A secretaria e o conselho prometem uma campanha no próximo mês para convencer os médicos a prescrever o remédio de melhor custo-benefício para o Estado neste momento.

A ONG de pacientes C Tem Que Saber C Tem Que Curar diz que as providências demoraram.

"Cobramos desde agosto do ano passado. Não estamos dizendo que houve dolo. Mas antes eles disseram que estavam de braços amarrados. Agora mudou", afirmou Francisco Martucci, presidente da ONG. "O que me causa estranheza é reclamar de uma coisa que caberia ao laboratório [Schering-Plough]", disse Fortaleza. "O nosso objetivo é o mesmo das ONGs. Quero educar os médicos a tratar com menor custo-benefício", afirmou, no entanto.

Outro lado

O gerente médico da área de hepatites do laboratório Roche, Fernando Tatsch, nega que ações de marketing do laboratório possam estar influenciando a escolha do remédio da empresa pelos médicos.
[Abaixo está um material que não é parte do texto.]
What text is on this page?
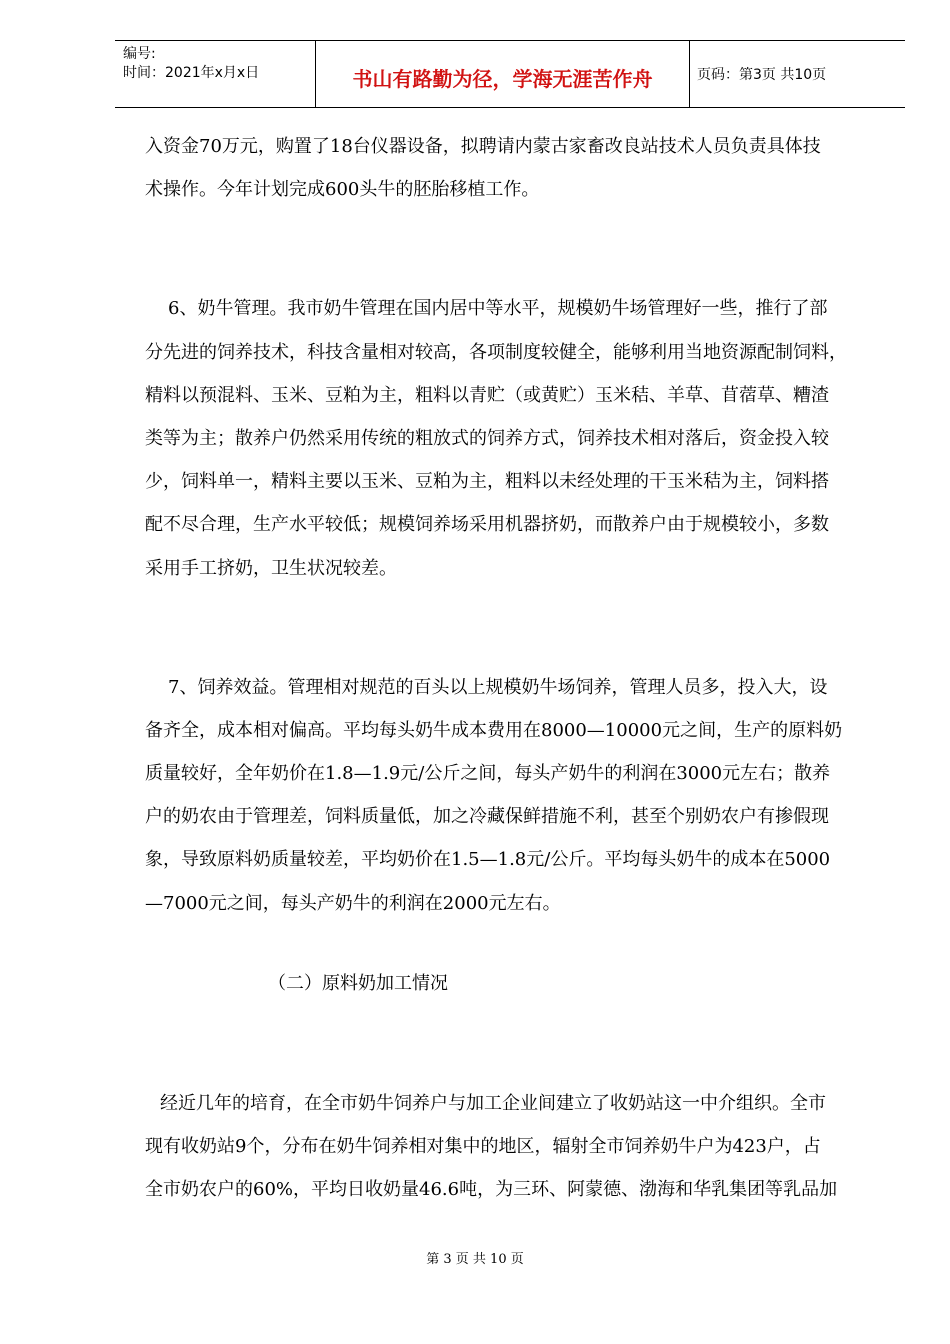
编号:
时间：2021年x月x日	书山有路勤为径，学海无涯苦作舟	页码：第3页 共10页
入资金70万元，购置了18台仪器设备，拟聘请内蒙古家畜改良站技术人员负责具体技
术操作。今年计划完成600头牛的胚胎移植工作。
6、奶牛管理。我市奶牛管理在国内居中等水平，规模奶牛场管理好一些，推行了部
分先进的饲养技术，科技含量相对较高，各项制度较健全，能够利用当地资源配制饲料，
精料以预混料、玉米、豆粕为主，粗料以青贮（或黄贮）玉米秸、羊草、苜蓿草、糟渣
类等为主；散养户仍然采用传统的粗放式的饲养方式，饲养技术相对落后，资金投入较
少，饲料单一，精料主要以玉米、豆粕为主，粗料以未经处理的干玉米秸为主，饲料搭
配不尽合理，生产水平较低；规模饲养场采用机器挤奶，而散养户由于规模较小，多数
采用手工挤奶，卫生状况较差。
7、饲养效益。管理相对规范的百头以上规模奶牛场饲养，管理人员多，投入大，设
备齐全，成本相对偏高。平均每头奶牛成本费用在8000—10000元之间，生产的原料奶
质量较好，全年奶价在1.8—1.9元/公斤之间，每头产奶牛的利润在3000元左右；散养
户的奶农由于管理差，饲料质量低，加之冷藏保鲜措施不利，甚至个别奶农户有掺假现
象，导致原料奶质量较差，平均奶价在1.5—1.8元/公斤。平均每头奶牛的成本在5000
—7000元之间，每头产奶牛的利润在2000元左右。
（二）原料奶加工情况
经近几年的培育，在全市奶牛饲养户与加工企业间建立了收奶站这一中介组织。全市
现有收奶站9个，分布在奶牛饲养相对集中的地区，辐射全市饲养奶牛户为423户，占
全市奶农户的60%，平均日收奶量46.6吨，为三环、阿蒙德、渤海和华乳集团等乳品加
第 3 页 共 10 页
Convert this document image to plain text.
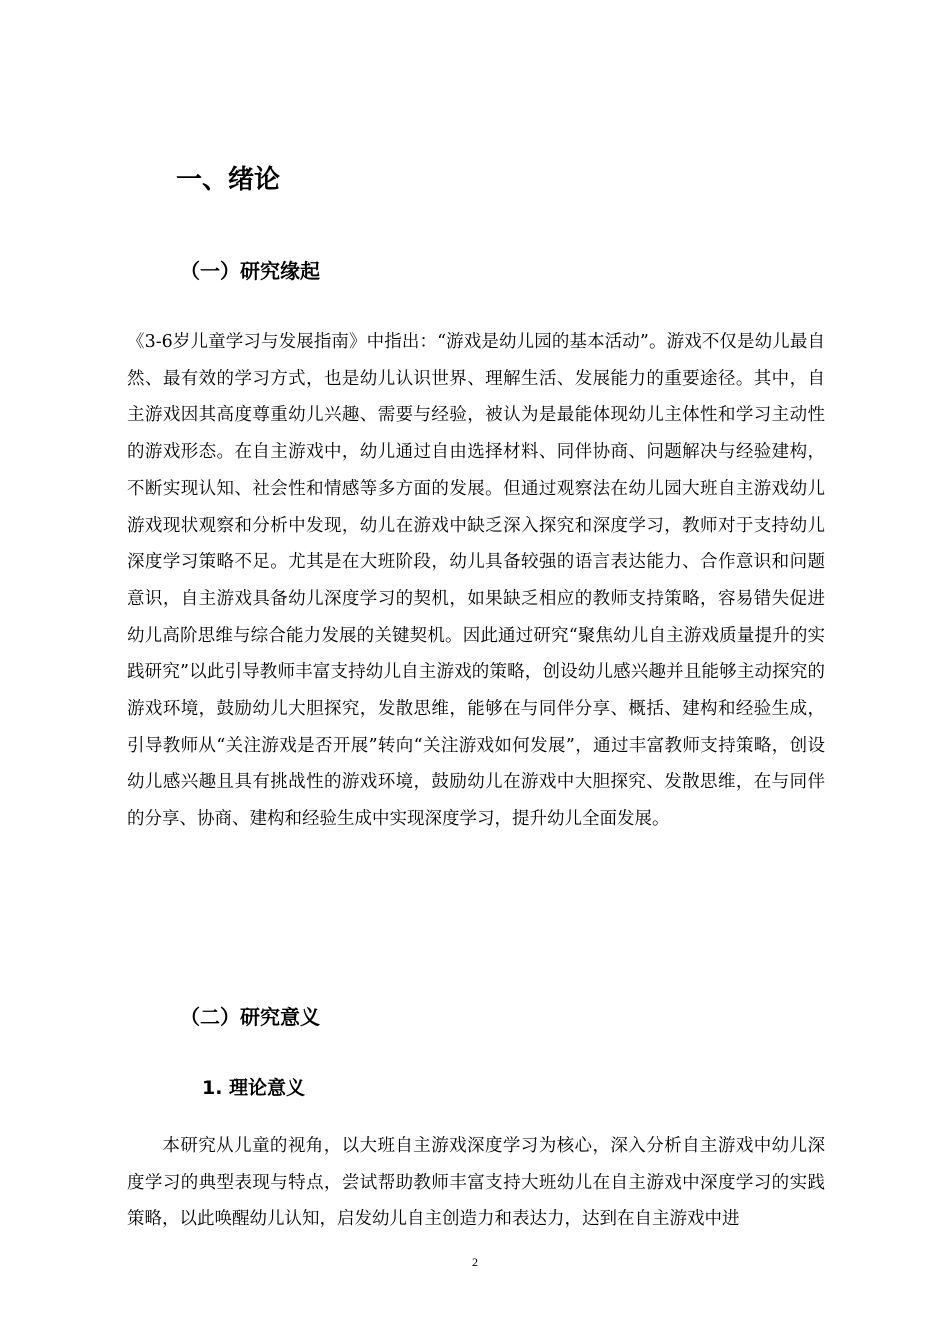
一、绪论
（一）研究缘起

《3-6岁儿童学习与发展指南》中指出：“游戏是幼儿园的基本活动”。游戏不仅是幼儿最自然、最有效的学习方式，也是幼儿认识世界、理解生活、发展能力的重要途径。其中，自主游戏因其高度尊重幼儿兴趣、需要与经验，被认为是最能体现幼儿主体性和学习主动性的游戏形态。在自主游戏中，幼儿通过自由选择材料、同伴协商、问题解决与经验建构，不断实现认知、社会性和情感等多方面的发展。但通过观察法在幼儿园大班自主游戏幼儿游戏现状观察和分析中发现，幼儿在游戏中缺乏深入探究和深度学习，教师对于支持幼儿深度学习策略不足。尤其是在大班阶段，幼儿具备较强的语言表达能力、合作意识和问题意识，自主游戏具备幼儿深度学习的契机，如果缺乏相应的教师支持策略，容易错失促进幼儿高阶思维与综合能力发展的关键契机。因此通过研究“聚焦幼儿自主游戏质量提升的实践研究”以此引导教师丰富支持幼儿自主游戏的策略，创设幼儿感兴趣并且能够主动探究的游戏环境，鼓励幼儿大胆探究，发散思维，能够在与同伴分享、概括、建构和经验生成，引导教师从“关注游戏是否开展”转向“关注游戏如何发展”，通过丰富教师支持策略，创设幼儿感兴趣且具有挑战性的游戏环境，鼓励幼儿在游戏中大胆探究、发散思维，在与同伴的分享、协商、建构和经验生成中实现深度学习，提升幼儿全面发展。

（二）研究意义
1. 理论意义

本研究从儿童的视角，以大班自主游戏深度学习为核心，深入分析自主游戏中幼儿深度学习的典型表现与特点，尝试帮助教师丰富支持大班幼儿在自主游戏中深度学习的实践策略，以此唤醒幼儿认知，启发幼儿自主创造力和表达力，达到在自主游戏中进

2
Segundo Tatsch, em todo o mundo há mais demanda pelo medicamento do seu laboratório. "Nossas ações têm como principal objetivo disponibilizar informações para a classe médica sobre a doença para que ela possa decidir qual é o melhor tratamento e o momento correto de usá-lo", afirma uma nota da empresa.
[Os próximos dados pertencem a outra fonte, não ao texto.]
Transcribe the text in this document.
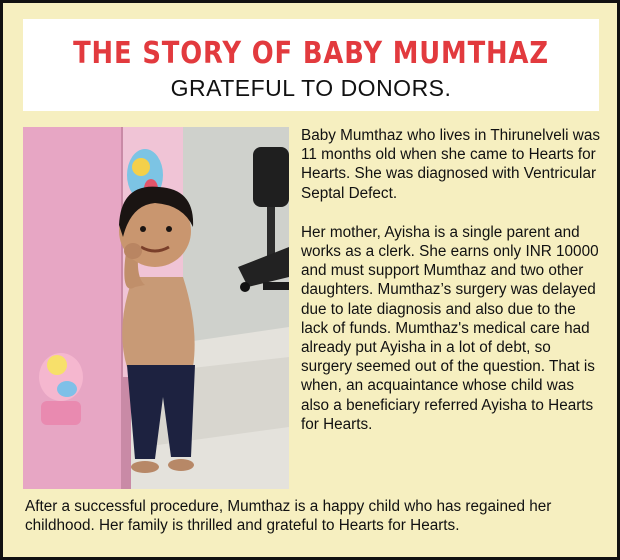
THE STORY OF BABY MUMTHAZ
GRATEFUL TO DONORS.

Baby Mumthaz who lives in Thirunelveli was 11 months old when she came to Hearts for Hearts. She was diagnosed with Ventricular Septal Defect.

Her mother, Ayisha is a single parent and works as a clerk. She earns only INR 10000 and must support Mumthaz and two other daughters. Mumthaz’s surgery was delayed due to late diagnosis and also due to the lack of funds. Mumthaz's medical care had already put Ayisha in a lot of debt, so surgery seemed out of the question. That is when, an acquaintance whose child was also a beneficiary referred Ayisha to Hearts for Hearts.

After a successful procedure, Mumthaz is a happy child who has regained her childhood. Her family is thrilled and grateful to Hearts for Hearts.
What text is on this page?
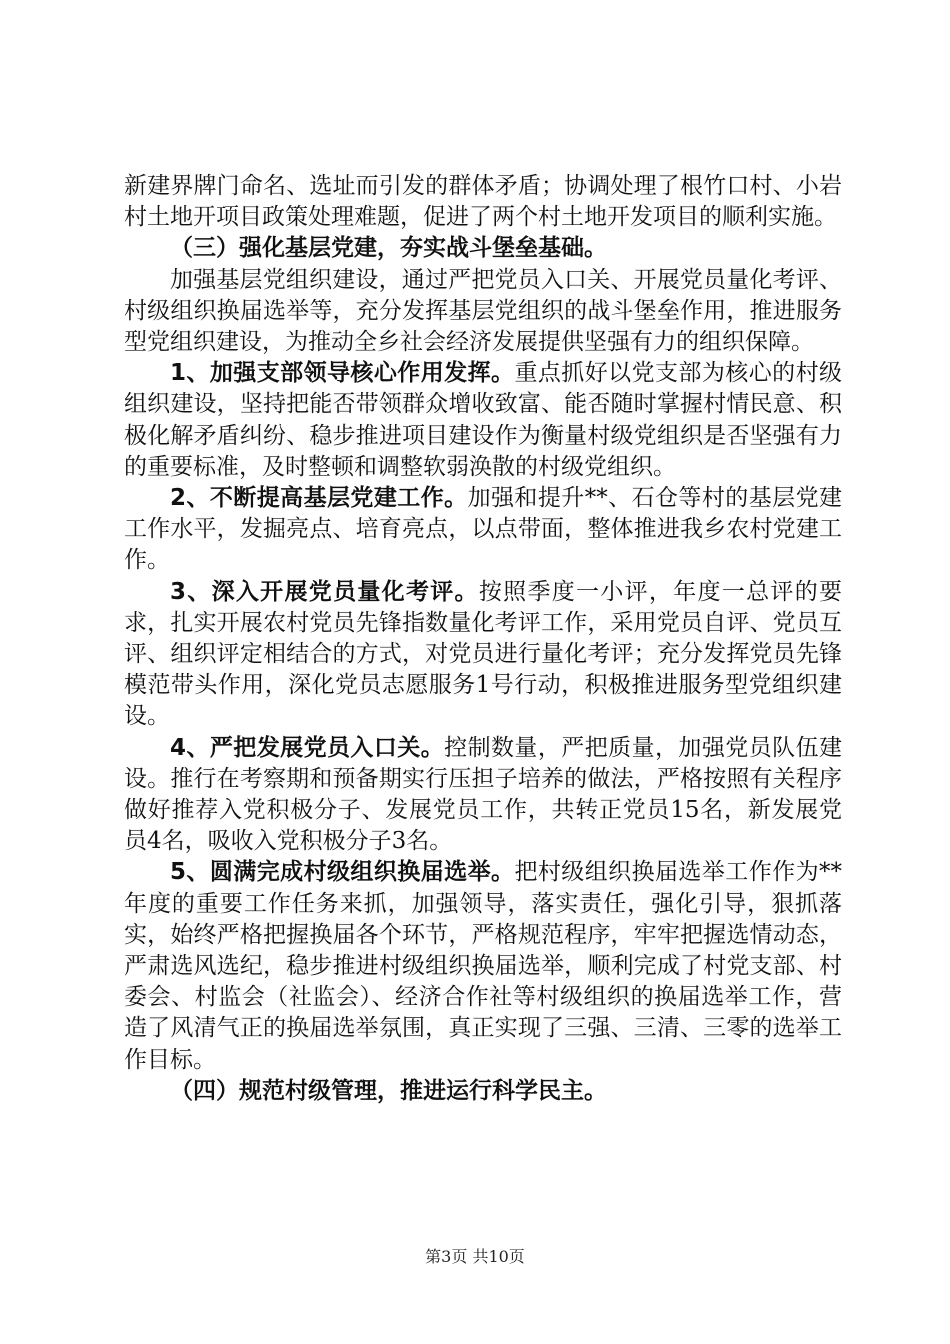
新建界牌门命名、选址而引发的群体矛盾；协调处理了根竹口村、小岩村土地开项目政策处理难题，促进了两个村土地开发项目的顺利实施。

（三）强化基层党建，夯实战斗堡垒基础。

加强基层党组织建设，通过严把党员入口关、开展党员量化考评、村级组织换届选举等，充分发挥基层党组织的战斗堡垒作用，推进服务型党组织建设，为推动全乡社会经济发展提供坚强有力的组织保障。

1、加强支部领导核心作用发挥。重点抓好以党支部为核心的村级组织建设，坚持把能否带领群众增收致富、能否随时掌握村情民意、积极化解矛盾纠纷、稳步推进项目建设作为衡量村级党组织是否坚强有力的重要标准，及时整顿和调整软弱涣散的村级党组织。

2、不断提高基层党建工作。加强和提升**、石仓等村的基层党建工作水平，发掘亮点、培育亮点，以点带面，整体推进我乡农村党建工作。

3、深入开展党员量化考评。按照季度一小评，年度一总评的要求，扎实开展农村党员先锋指数量化考评工作，采用党员自评、党员互评、组织评定相结合的方式，对党员进行量化考评；充分发挥党员先锋模范带头作用，深化党员志愿服务1号行动，积极推进服务型党组织建设。

4、严把发展党员入口关。控制数量，严把质量，加强党员队伍建设。推行在考察期和预备期实行压担子培养的做法，严格按照有关程序做好推荐入党积极分子、发展党员工作，共转正党员15名，新发展党员4名，吸收入党积极分子3名。

5、圆满完成村级组织换届选举。把村级组织换届选举工作作为**年度的重要工作任务来抓，加强领导，落实责任，强化引导，狠抓落实，始终严格把握换届各个环节，严格规范程序，牢牢把握选情动态，严肃选风选纪，稳步推进村级组织换届选举，顺利完成了村党支部、村委会、村监会（社监会）、经济合作社等村级组织的换届选举工作，营造了风清气正的换届选举氛围，真正实现了三强、三清、三零的选举工作目标。

（四）规范村级管理，推进运行科学民主。

第3页 共10页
"A minha convicção é que [o remédio da Roche] é o mais completo, tem maior chance de cura", completou Tatsch.

O laboratório Schering-Plough divulgou uma nota em que diz "concordar plenamente" com o critério de dispensação usado pela Secretaria Estadual da Saúde porque atende a uma normativa que reflete as condições da licitação.

O laboratório, que venceu a maior parte da licitação do Estado, confirmou que "colabora com organizações não-governamentais visando a maior difusão de conhecimentos sobre a doença e o seu tratamento".

A ONG C Tem Que Saber C Tem Que Curar confirmou que recebeu o patrocínio da Schering-Plough em 2005 para a realização de evento. E que neste ano negocia com o laboratório e com a Roche a elaboração de um material sobre prevenção. A ONG nega cooptação.

A Sociedade Brasileira de Hepatologia defende que os médicos tenham a possibilidade de receitar ambos os produtos.

"O médico deve decidir. Não há consenso sobre isso", afirmou Edna Strauss, ex-presidente da entidade, que nega que o marketing seja uma motivação.

Segundo Edna, que já fez palestras para os dois laboratórios, "cada médico vai se convencer mais com um [remédio] ou mais com outro". "Em medicina, cada cabeça é uma sentença. O governo colocar regra fica complicado. A saúde da população é prioritária."

A Secretaria Estadual da Saúde destacou que reduziu o preço médio do remédio de R$ 811,24, em 2003, para R$ 520,63, em 2005.

O remédio interferon peguilado é um dos principais gastos em medicamentos da Secretaria de Estado da Saúde de São Paulo, o que explica a guerra entre os laboratórios produtores da droga para garantir mercado. Segundo o governo estadual, no ano passado os gastos foram de R$ 80 milhões.

Em 2005, a Procuradoria Geral do Estado de São Paulo acusou os laboratórios de usarem as ações judiciais para forçar a compra de seus produtos.